Nous avons
déjà vu de nombreux récits américains sur l'occupation du
secteur de Baccarat, et plus précisément sur l'action des
troupes américaines vers Ancerviller (Voir par exemple 1918 -
Premiers prisonniers allemands de la
37ème division américaine, 1918 -
Miamians à Ancerviller, etc).
Si notamment la capture de soldats allemands au hameau
d'Ancerviller est un sujet incontournable des récits de
l'American Expedition Forces, on discerne bien la propagande
systématique qui transforme quelques faits anecdotiques en
apparente action d'envergure (voir ainsi
5 mai 1918 : Hameau d'Ancerviller).
Ce n'est cependant pas le cas dans le récit ci-dessous de
l'aviateur américain Curtis Wheeler, qui participe à une
attaque d'infanterie sur Ancerviller : nous mettons en
caractères gras le passage très ironique sur les moyens employés
et leur résultat.
History of the
class of 1911, Yale College.
Yale University.
Vol. III
1922
Curtis Wheeler
Director, The Boys' Club,
Avenue A and Tenth Street, New York City
Residence: 55 East Seventy-sixth Street, New York City
Prior to the war, Wheels was assistant general manager of the
Current Literature Publishing
Company.

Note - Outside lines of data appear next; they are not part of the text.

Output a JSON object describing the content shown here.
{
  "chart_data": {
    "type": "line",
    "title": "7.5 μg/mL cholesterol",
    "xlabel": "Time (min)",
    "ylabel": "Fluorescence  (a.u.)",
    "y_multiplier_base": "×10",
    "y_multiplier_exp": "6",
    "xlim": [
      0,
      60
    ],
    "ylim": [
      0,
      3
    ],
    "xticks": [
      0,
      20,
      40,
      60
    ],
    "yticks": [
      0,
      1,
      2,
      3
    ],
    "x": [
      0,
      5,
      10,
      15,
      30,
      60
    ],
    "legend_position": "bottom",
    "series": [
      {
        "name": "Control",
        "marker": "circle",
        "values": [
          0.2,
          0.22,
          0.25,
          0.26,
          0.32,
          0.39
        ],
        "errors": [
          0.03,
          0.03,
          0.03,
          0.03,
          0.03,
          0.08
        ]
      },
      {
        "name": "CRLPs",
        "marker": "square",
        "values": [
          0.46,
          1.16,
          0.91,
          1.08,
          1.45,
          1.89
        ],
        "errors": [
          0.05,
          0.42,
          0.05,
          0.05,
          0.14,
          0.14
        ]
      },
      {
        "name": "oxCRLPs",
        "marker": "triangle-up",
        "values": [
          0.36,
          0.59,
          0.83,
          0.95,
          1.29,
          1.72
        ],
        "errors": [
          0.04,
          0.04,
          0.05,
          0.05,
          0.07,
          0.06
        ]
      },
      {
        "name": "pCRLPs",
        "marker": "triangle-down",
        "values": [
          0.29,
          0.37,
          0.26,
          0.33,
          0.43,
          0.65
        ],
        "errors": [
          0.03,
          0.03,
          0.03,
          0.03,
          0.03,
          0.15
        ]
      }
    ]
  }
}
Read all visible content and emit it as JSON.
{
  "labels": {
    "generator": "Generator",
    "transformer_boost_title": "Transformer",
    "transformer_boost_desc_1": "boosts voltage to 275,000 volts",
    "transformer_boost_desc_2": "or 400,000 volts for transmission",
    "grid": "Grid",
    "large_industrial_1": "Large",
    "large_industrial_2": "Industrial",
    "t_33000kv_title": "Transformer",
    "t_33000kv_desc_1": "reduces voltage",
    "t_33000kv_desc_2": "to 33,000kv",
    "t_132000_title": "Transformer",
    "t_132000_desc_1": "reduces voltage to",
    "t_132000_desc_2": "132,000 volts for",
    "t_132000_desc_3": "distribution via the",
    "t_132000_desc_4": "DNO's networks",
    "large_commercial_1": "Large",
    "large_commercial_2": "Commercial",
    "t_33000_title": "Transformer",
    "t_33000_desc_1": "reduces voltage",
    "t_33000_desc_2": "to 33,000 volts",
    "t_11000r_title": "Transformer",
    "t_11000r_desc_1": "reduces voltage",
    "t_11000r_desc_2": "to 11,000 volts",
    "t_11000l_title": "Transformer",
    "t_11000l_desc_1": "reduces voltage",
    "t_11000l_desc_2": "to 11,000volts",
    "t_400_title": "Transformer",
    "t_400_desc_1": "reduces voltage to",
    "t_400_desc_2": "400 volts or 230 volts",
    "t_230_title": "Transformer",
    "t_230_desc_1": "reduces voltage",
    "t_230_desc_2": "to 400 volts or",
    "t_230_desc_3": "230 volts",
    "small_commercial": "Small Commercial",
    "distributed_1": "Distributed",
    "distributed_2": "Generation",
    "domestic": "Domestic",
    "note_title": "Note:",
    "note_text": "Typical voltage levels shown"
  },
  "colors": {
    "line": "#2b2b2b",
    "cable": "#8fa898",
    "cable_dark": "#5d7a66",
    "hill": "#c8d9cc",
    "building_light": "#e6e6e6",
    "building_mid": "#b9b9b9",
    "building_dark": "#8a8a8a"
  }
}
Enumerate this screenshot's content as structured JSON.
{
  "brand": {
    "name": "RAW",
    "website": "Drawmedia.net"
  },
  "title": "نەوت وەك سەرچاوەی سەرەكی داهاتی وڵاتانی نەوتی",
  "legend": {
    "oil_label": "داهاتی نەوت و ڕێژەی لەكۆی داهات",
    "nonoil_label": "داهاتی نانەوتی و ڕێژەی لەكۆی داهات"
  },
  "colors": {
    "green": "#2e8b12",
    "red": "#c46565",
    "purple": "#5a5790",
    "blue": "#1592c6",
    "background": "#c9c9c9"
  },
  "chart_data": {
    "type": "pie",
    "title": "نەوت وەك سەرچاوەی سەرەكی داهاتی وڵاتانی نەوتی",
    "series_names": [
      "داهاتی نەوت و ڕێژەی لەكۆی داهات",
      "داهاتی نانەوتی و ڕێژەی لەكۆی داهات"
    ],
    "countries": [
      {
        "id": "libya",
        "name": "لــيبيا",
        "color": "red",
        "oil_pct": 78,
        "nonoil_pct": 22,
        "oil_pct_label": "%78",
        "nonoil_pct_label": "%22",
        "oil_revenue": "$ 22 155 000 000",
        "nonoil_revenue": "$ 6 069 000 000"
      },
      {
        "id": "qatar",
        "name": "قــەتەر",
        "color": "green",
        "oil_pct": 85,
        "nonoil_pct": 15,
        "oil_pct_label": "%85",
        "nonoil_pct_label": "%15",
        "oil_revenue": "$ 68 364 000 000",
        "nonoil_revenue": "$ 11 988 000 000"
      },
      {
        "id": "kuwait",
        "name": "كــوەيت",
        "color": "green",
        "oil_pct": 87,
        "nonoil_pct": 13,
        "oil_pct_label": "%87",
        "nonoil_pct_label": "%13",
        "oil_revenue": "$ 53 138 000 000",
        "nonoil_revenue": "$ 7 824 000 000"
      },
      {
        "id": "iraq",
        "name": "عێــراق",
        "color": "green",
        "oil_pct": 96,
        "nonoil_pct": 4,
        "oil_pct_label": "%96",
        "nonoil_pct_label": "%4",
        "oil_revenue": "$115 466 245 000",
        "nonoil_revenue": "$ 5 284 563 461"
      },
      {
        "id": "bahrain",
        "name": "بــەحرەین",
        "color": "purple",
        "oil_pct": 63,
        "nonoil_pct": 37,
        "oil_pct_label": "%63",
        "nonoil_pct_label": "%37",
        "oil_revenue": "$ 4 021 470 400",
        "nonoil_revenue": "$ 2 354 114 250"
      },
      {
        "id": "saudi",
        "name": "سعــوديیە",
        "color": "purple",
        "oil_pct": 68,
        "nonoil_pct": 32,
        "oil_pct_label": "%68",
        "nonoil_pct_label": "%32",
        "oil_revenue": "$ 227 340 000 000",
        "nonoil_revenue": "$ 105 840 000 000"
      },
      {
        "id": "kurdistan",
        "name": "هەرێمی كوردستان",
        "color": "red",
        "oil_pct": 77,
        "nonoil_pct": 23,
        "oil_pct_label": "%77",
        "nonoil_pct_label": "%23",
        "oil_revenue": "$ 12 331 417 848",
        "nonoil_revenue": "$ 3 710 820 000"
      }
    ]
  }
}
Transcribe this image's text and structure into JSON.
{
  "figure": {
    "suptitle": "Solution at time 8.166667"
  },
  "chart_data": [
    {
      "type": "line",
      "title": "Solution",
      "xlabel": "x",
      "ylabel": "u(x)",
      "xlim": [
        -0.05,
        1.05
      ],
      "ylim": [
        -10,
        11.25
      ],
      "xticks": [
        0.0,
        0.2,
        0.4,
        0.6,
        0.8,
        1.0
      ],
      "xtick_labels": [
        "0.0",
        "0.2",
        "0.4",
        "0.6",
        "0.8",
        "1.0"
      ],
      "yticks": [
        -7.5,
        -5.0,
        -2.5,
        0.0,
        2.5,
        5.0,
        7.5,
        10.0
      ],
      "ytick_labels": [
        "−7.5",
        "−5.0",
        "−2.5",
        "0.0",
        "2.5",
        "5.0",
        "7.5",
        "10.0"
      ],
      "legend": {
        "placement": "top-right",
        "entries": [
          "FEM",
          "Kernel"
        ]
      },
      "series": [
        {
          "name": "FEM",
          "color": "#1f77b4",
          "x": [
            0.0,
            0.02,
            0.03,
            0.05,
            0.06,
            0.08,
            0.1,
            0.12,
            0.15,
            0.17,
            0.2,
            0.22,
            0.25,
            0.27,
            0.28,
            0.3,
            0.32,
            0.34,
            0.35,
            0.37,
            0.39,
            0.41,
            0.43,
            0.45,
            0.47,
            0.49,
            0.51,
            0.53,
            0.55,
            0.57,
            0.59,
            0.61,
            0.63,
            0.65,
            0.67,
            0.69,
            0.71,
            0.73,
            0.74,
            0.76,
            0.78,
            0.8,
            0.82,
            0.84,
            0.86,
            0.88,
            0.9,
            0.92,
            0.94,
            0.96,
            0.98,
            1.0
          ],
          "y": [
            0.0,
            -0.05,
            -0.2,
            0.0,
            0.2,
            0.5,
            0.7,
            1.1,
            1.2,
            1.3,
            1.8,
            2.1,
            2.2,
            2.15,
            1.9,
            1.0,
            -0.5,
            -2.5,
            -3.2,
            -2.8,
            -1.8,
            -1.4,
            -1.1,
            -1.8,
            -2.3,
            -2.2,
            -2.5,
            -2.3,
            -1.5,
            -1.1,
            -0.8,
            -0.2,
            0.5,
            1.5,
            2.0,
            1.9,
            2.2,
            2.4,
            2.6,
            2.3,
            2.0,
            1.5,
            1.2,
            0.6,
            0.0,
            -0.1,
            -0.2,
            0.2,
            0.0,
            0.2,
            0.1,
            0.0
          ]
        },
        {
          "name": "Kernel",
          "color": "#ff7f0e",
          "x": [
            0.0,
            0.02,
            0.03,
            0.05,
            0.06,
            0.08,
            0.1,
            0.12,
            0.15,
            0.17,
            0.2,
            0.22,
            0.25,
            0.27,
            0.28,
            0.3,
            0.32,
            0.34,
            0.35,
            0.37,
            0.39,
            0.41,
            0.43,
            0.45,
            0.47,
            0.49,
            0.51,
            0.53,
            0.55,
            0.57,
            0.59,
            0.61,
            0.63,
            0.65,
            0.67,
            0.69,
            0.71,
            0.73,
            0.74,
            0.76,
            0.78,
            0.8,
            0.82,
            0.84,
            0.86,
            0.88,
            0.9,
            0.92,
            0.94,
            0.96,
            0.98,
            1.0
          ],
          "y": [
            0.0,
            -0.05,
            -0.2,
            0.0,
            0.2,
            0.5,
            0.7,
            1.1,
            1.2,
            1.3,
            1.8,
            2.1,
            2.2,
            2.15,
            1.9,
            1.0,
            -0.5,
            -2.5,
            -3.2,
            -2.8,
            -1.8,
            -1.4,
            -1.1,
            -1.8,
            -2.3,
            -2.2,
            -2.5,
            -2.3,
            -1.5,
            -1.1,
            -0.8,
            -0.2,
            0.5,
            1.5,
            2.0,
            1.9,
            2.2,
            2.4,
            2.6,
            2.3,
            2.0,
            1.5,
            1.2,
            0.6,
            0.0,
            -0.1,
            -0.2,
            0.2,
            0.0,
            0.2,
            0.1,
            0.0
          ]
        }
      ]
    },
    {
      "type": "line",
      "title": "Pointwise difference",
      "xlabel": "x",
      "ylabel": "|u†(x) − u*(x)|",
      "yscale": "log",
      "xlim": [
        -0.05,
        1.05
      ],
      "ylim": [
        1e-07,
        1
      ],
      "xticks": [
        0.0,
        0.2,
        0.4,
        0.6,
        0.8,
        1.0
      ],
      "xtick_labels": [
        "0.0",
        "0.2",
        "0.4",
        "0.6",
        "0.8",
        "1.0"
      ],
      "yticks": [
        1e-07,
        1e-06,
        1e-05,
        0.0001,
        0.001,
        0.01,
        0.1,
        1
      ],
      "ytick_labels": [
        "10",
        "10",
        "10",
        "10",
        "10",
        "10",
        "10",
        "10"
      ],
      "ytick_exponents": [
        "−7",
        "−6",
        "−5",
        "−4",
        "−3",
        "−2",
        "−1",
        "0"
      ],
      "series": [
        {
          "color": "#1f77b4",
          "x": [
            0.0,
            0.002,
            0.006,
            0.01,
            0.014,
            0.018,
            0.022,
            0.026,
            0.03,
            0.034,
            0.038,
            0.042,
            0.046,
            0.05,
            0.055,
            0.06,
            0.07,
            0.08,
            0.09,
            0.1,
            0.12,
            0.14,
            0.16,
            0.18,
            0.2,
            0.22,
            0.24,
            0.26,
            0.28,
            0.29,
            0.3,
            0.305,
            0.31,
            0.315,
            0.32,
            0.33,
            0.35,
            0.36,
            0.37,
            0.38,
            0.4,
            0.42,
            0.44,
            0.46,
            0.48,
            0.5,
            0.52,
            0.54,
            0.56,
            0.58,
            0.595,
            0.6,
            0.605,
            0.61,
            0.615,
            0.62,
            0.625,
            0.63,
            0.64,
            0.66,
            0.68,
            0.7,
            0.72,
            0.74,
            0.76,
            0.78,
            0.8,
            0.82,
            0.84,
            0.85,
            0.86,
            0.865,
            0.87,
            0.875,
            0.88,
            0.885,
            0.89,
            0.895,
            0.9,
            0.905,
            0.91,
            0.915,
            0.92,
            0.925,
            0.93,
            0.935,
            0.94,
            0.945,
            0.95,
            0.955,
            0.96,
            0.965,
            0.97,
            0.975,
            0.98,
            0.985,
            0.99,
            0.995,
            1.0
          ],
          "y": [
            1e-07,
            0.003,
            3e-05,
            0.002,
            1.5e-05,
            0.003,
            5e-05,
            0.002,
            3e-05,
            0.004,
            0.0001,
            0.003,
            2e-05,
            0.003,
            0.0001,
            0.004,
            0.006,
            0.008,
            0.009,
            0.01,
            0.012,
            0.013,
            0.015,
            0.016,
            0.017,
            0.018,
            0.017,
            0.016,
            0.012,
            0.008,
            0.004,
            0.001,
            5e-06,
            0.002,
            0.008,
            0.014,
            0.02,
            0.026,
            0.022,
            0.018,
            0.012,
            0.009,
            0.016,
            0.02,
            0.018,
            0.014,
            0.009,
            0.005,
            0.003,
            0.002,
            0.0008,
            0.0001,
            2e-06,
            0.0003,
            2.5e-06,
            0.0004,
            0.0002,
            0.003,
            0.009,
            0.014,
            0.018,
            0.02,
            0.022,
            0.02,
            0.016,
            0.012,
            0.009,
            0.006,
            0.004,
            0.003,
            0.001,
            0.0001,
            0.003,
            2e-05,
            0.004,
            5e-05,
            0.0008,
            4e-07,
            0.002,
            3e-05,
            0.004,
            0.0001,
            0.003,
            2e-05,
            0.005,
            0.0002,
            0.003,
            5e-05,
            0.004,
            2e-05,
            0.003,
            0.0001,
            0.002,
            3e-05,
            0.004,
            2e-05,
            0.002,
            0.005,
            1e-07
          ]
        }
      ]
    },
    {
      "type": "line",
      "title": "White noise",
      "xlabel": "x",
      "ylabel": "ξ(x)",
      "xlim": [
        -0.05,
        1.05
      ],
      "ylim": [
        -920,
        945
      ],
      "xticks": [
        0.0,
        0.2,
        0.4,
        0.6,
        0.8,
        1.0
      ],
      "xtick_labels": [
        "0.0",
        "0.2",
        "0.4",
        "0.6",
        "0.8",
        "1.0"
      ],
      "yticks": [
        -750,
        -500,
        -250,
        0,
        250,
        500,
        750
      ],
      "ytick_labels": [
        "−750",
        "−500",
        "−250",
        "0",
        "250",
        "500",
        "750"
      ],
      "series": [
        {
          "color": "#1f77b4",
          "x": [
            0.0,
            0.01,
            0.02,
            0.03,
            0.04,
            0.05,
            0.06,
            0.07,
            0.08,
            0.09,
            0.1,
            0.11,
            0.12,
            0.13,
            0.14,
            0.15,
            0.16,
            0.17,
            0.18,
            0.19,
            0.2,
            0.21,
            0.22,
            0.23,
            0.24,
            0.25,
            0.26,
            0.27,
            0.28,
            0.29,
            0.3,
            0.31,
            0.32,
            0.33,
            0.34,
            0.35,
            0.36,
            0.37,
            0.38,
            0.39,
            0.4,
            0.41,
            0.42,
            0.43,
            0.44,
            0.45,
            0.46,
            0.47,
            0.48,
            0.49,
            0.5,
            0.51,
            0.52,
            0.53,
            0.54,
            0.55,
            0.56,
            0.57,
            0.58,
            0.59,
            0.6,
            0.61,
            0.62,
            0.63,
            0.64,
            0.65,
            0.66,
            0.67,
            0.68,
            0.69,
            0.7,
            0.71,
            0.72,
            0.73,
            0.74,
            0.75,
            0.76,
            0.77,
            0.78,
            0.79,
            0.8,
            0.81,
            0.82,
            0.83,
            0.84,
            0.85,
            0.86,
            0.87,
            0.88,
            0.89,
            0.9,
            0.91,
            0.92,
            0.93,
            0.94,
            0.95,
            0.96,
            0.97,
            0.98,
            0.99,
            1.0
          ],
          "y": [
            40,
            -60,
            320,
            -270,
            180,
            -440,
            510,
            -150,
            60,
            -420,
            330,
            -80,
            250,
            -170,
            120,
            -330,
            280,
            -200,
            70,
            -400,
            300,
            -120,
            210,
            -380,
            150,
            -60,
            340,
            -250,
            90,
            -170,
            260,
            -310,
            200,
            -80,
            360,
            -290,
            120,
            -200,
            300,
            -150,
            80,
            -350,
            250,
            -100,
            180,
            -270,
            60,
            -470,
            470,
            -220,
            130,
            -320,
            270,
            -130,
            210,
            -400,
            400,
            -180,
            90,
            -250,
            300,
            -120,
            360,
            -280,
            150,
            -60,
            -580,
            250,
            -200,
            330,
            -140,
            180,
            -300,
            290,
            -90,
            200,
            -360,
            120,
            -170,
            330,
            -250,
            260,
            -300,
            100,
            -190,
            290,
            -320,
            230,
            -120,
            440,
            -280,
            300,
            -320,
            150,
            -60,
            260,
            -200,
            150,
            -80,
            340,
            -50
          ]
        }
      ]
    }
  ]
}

After the war he took up his present duties.
Here is his complete army record, from the broomstick days in
1917 until the real activities the following year: "Drilled with
a broomstick on GovernorsIsland March and April, 1917;
commissioned Second Lieutenant, F. A., May 1,1917; attended
first Plattsburg Camp June to August, as instructor in bayonet
and artillery driving; ordered overseas September, 1917, on the
Adriatic; assigned to 1st Division, Valdahon, France, for
artillery firing; Supply Officer, later Radio and Reconnaissance
Officer, still later in command Headquarters Company, 5th F. A.;
first trip on the lines October and November at Lorraine in
Luneville Sector; conducted first radio adjustment by airplane
in A. E. F., handling the ground end of it, November, 1917;
horrible Christmas and New Year's at Gondrecourt back of the
lines having manoeuvres; back to the lines in the Toul Sector,
Seicheprey, etc., January; enamoured of airplanes and on my own
fool request in February, detached for a month's course in
airplane observation at Tours; never got out; went through a
mass of schools, including a particularly awful one at Amanty
and a very good one (machine gun) at Cayaux in Gascony, where we
shot at everything with everything from all angles including
upside down; A. W. O. L. twice, once with a British night bomber
down the Rhine, and once with a crazy Frenchman on the Bay of
Biscay looking for submarines.
"After a hectic week at Nice with a drunken major from the
Foreign Legion and a bald-headed colonel of the Strathcona
Horse, ordered back to the lines with a French Observation
Squadron in the Baccarat Sector; during April and May became
a frog and learned to go without breakfast; ran away from the
squadron and took part in an infantry attack on the town of
Ancervillers in which one million dollars' worth of ammunition
was expended and one German was killed out of pure fright by me
with a hand grenade; brought back a wounded boche,
court-martialed for destroying the only possible prisoner; both
canceled, back to the frogs with a clean slate.
"Just beginning to enjoy life when ordered back to the first
American Air Squadron; started operating June 15th with 88th
Squadron (American); just as I thought, hit in the seat of the
pants with an Archie fuse in first flight over the lines; scared
to death at Xivray; chased by six Fokkers and sweat so I
couldn't see through my goggles and put twenty-five bullets in
my own rudder; on June 30, Squadron ordered to Chateau-Thierry
(or rather Coulommiers, near enough, too damn near); boche
shelled the field first night and bombed it the second; third
night we weren't there; July 15, got ready to retreat to
Bordeaux; July 18, ordered to advance on the Vesle; July 20,
Richtofen Circus arrived; learned what scared means; sent to
take pictures of the Aisne; in August, operated with Modon and a
lot of trick French aces who used us for bait; in September,
thought we were going into winter quarters; September 15, went
to St. Mihiel. Hell - no more paper! That's enough.
"Picture taken in Wenssenthurm, Germany (near Coblenz) after
armistice. Observe whiskers grown
to scare simple German peasants."
He is a member of the Yale Club, City Club, Army and Navy Club,
Pelham Manor Country Club, and the 102d Aero Squadron of the New
York National Guard. He is a Republican. During the war he
published, Letters of an American Soldier to his Father.